Sungjae Im - Despite the supernova threesome listed above, Im has a legitimate chance at Rookie of the Year. The Tour's ironman played a staggering 35 events in the 2018-2019 season, more than any other golfer. Im cashed plenty of checks by making 26 cuts, and he blasted through any perceived rookie wall by finishing eight of the last nine events that had a cut and qualifying for the Tour Championship. He led the Tour with 60 rounds in the 60s over the course of the season; only two others were within 10 of his mark. He posted a T4 at the Safeway Open and a T15 at the Shriners Hospitals for Children Open in last year's swing.

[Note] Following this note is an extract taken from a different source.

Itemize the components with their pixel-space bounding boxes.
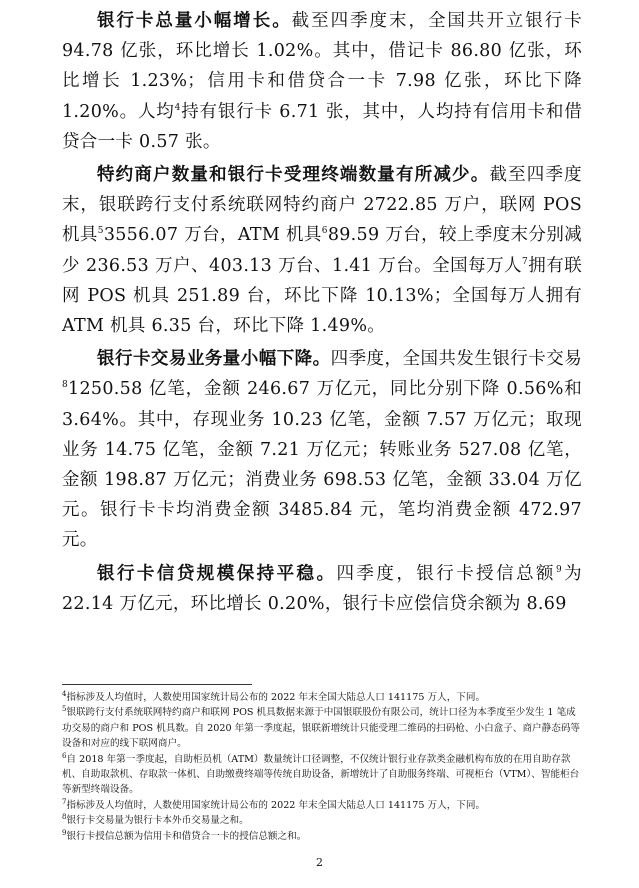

Houston Open - In another life, the Shell Open at GC of Houston was the lead-in event to The Masters and drew top players by catering to those hoping to prep for Augusta National. The course trimmed its rough down low and pristinely manicured its bentgrass greens. Now relegated to the swing, it will be almost 18 months since the last time GC of Houston hosted a PGA event. Stepping out of the shadow of Augusta should allow the course to develop its own unique character and challenges. The Houston Open will be the last stateside event before the Tour heads to Asia for THE CJ CUP @ NINE BRIDGES.
The ZOZO Championship - The PGA Tour makes its debut in Japan with this new event finding a spot on the swing season calendar. With a purse of $9.75 million and $1.75 million to the winner, you can bet the stars will find their way east this October. In fact, a certain 15-time major winner who just had an arthroscopic procedure on his knee expects to be in attendance. Accordia Golf Narashino Country Club is the host, and while a new event and new venue create more unknown variables than usual for bettors and DFS players, there is no denying the excitement around this event and the 78-man field.
WGC-HSBC Champions - The only swing field we know will be loaded, Sheshan International hosts this World Golf Championship event with Koepka, Rory McIlroy, Dustin Johnson, Justin Rose, and defending champion Xander Schauffele among the notables already committed. Sheshan routinely ranks as one of the most difficult courses on Tour, and it was the third-hardest course in 2018-2019 in average scoring relative to par at 1.256 strokes over. The only two harder courses last year were Bethpage Black (PGA Championship) and Pebble Beach (U.S. Open). This is a world class event with a world class field.